LESEPROBE
Wie bildete sich die kapitalistische Produktionsweise heraus? Der Mainstream der historischen Forschung schildert ihre Durchsetzung als Ergebnis eines Siegeszuges von Aufklärung, bürgerlichem Fleiß und technischem Fortschritt, der Entwicklung von Wissenschaft und Erfindergeist, den Taten wagemutiger Entdecker, dem Aufbruch kühner Denker aus der Finsternis religiöser Dogmen.
Tatsächlich aber wurden und werden die Grundlagen der kapitalistischen Wertschöpfung auch durch nackten Raub, durch Zwangsarbeit und Massenmord geschaffen. Die Entstehung der bürgerlichen Gesellschaft wäre ohne die brutal durchgesetzte Enteignung ganzer Völker oder Bevölkerungsgruppen nie möglich gewesen - die Fundamente unserer modernen Gesellschaft ruhen auf den Leichen der Beraubten.
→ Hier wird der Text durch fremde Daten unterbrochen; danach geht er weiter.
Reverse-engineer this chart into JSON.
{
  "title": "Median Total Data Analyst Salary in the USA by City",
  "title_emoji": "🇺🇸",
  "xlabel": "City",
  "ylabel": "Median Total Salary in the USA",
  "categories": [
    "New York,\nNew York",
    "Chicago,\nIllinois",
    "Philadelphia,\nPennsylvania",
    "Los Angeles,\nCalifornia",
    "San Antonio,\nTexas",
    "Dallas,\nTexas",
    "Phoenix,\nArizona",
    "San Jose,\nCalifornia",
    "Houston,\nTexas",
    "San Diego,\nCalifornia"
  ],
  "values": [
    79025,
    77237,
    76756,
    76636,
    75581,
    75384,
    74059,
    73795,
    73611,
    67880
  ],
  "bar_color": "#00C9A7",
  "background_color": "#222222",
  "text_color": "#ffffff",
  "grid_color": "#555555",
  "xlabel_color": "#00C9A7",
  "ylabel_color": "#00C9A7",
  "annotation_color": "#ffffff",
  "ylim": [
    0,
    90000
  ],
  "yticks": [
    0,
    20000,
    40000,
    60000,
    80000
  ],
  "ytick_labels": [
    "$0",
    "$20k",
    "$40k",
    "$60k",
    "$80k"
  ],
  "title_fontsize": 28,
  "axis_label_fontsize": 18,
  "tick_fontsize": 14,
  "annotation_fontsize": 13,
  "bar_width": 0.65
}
Die Grausamkeiten der Frühphase des Kapitalismus sind bekannt, sie wurden lediglich während des ideologischen Durchmarsches des Neoliberalismus in den letzten Jahrzehnten weitgehend aus dem öffentlichen Bewusstsein verdrängt. In den ersten Kapiteln dieses Buches werden einige Beispiele von gemeinsamen Diebstahl und Massenmord während dieser Durchsetzungsphase geschildert.
Die Mehrzahl der Beiträge des Bandes dokumentiert allerdings Bubenstücke der jüngeren und jüngsten Vergangenheit - Skandale und Skandälchen, räuberische Aneignung und kriminelle Machenschaften dubioser Kriegsgewinner, die in den letzten Jahren und Jahrzehnten durch die Medien geisterten. Ein Anspruch auf Vollständigkeit erhebt der Band natürlich nicht, eher im Gegenteil. Eine Abhandlung, die sämtliche Raubzüge allein der letzten Jahrzehnte dokumentiert, würde vermutlich die Reihe mehrerer Bücherregale füllen.
Aus dem Vorwort von Gerd Bedszent zu seinem Buch »Wirtschaftsverbrechen und andere Kleinigkeiten« (Nomen, 146 S., br.14,90 €).